Thirty years ago, some Sheet Metal and Air Conditioning Contractors’ Association (SMACNA) members were discussing this very issue and decided to develop a book that explains why the contractor has to charge what he charges while the employees make what they make. The book has been updated a couple of times and is now called “The Business Side of the Sheet Metal Business.” While it was originally intended for apprentices, I highly suggest that you read it and share the information with your entire team. Below is an example of what we do with our employees. You can use it as a framework for developing a presentation that works for your company.

The first thing is, we ask those present to bid a job. We give them all of the costs of materials, equipment, subcontractors, etc. We also give them the number of hours, both in the shop and outside, which will be required. What we don’t give them is the hourly rate, the overhead factor, or the profit to include. We then tally the results but don’t show them yet. The spread in the bids is typically such that the highest bid is more than two times the lowest. The reason I say this exercise should be given to all employees is because I have made presentations to company owners and given them the same basic information we give the apprentices, and their bid spreads from high to low are virtually the same as those of the apprentices. By the way, that is a little scary.

The next steps are the most important. We go through every item that a contractor must pay for each hourly employee. We start with basic wage and vacation, then we add all of the benefits the contractor pays for: health insurance, pensions and/or 401(k) accounts, and anything beyond that. Then we get into other costs that we pay for based on the employee’s hours. The first is FICA (Social Security). They know we take out something from their checks, but very few realize we have to match it with another 7.65 percent. Then we get into Workers’ Compensation and Unemployment Insurance. With these two, we emphasize that contractors have different rates based on their experience. When we sum all of these up, we have already gotten their attention. Since they don’t see all of these additional costs, they don’t realize they exist.
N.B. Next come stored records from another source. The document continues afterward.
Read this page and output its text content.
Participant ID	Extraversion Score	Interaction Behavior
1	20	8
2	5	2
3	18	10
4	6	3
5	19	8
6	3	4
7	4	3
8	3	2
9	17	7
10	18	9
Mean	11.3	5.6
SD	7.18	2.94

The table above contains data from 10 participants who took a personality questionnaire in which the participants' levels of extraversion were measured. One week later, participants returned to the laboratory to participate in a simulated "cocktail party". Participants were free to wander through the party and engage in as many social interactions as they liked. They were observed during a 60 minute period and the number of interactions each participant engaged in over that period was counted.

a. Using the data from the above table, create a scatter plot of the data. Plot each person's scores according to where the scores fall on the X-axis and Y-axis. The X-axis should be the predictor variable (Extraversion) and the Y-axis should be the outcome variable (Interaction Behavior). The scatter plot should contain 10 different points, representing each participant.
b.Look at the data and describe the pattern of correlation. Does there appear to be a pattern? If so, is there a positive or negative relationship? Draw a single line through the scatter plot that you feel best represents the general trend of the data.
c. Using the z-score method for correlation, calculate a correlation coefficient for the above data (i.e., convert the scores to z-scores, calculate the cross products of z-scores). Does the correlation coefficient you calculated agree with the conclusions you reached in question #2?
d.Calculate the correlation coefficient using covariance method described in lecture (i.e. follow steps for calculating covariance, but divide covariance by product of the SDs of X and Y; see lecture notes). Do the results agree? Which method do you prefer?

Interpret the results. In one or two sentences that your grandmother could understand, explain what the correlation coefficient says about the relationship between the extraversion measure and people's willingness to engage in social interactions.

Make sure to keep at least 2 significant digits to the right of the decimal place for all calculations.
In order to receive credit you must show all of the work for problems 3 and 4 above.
The next eye-opener is overhead. We use a hypothetical contractor and list all of the items that are typically considered to be overhead costs. Our definition of overhead is any cost that cannot be directly attributed to a specific job. We add them up and divide by the estimated number of hours our shop and field people will work during a year. When we divide the hours into the total overhead number, I assure you, there are always a number of amazed faces. We do the same thing for shop overhead. For our most recent class, regular overhead was around $40.00 per hour, with shop overhead being an additional $12.00 per shop hour.

We next return to the numbers from our hypothetical job and work up what the total costs would be before profit. We let the class decide the amount of profit they wish to make, reminding them that the more profit, the less likely they will be to get the job. We then reveal their bids compared to what the bid should have been to make the profit percentage they desired. In most classes, about 50 percent of the bids are lower than actual costs. We follow that with a lesson on why so many contractors fail. That lesson will be for a future column.

I encourage you to prepare and put on a presentation showing these items to your people. You will be amazed at how little they know about the real costs of running your business.